Restoring uptake and retention of daunorubicin and idarubicin in P170-related multidrug resistance cells by low concentration D-verapamil, cyclosporin-A and SDZ PSC 833

Background. Overexpression of the mdr-1 gene that codes for a 170 Kd transmembrane glycoprotein (p170) is a factor responsible for decreased cell sensitivity to anthracyclines and other drugs, and is related to treatment failure in acute leukemia and other tumors. Several agents, including verapamil and cyclosporine derivatives, can modify p170-related resistance in vitro and can be proposed as adjuvant treatment for leukemia and cancer. Materials and methods. To investigate the optimal conditions for adjuvant treatment, D-verapamil (D-VRP), cyclosporin-A (CyA) and the cyclosporine derivative SDZ PSC 833 (PSC) were used alone and in combination at drug concentrations that can be achieved and maintained in vivo. The drugs were tested for their capacity to restore intracellular daunorubicin (DNR) and idarubicin (IDA) accumulation in high-resistance (CEM VLB 300) and intermediate-resistance (CEM VLB 100) cells to levels found in the non-resistant parental cell line (CCRF CEM). Results.
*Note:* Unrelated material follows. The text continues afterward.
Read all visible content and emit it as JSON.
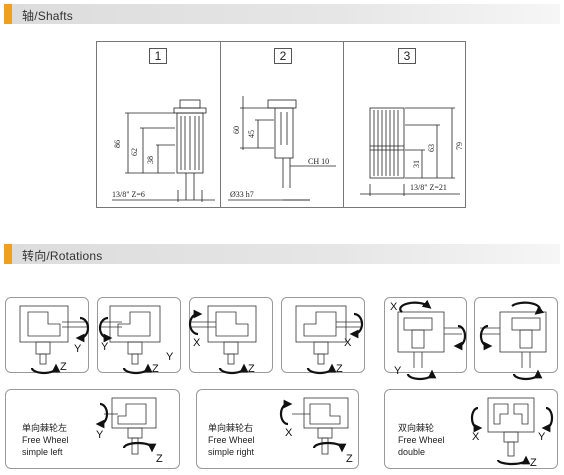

In intermediate-resistance cells, IDA alone was more easily restored than DNR plus modifiers, and intracellular IDA concentration was returned to the level of non-resistant cells with low-dose D-VRP (1 μM), CyA (0.8 μM) and PSC (0.4 μM). In high-resistance cells no modifier or modifier combination was able to restore intracellular DNR concentration to the value of non-resistant cells. Intracellular IDA concentration was almost completely restored only with D-VRP (2-3 μM) and CyA (0.8-1.6 μM) in combination or with PSC alone (0.4 μM). Conclusions. These data suggest that as far as p170-related resistance is concerned, IDA alone is as efficient as or even more efficient than DNR plus modifiers, and that residual resistance to IDA can be overcome with a combination of D-VRP and Cy-A at a clinically achievable concentration, or with a more powerful modifier like SDZ PSC 833.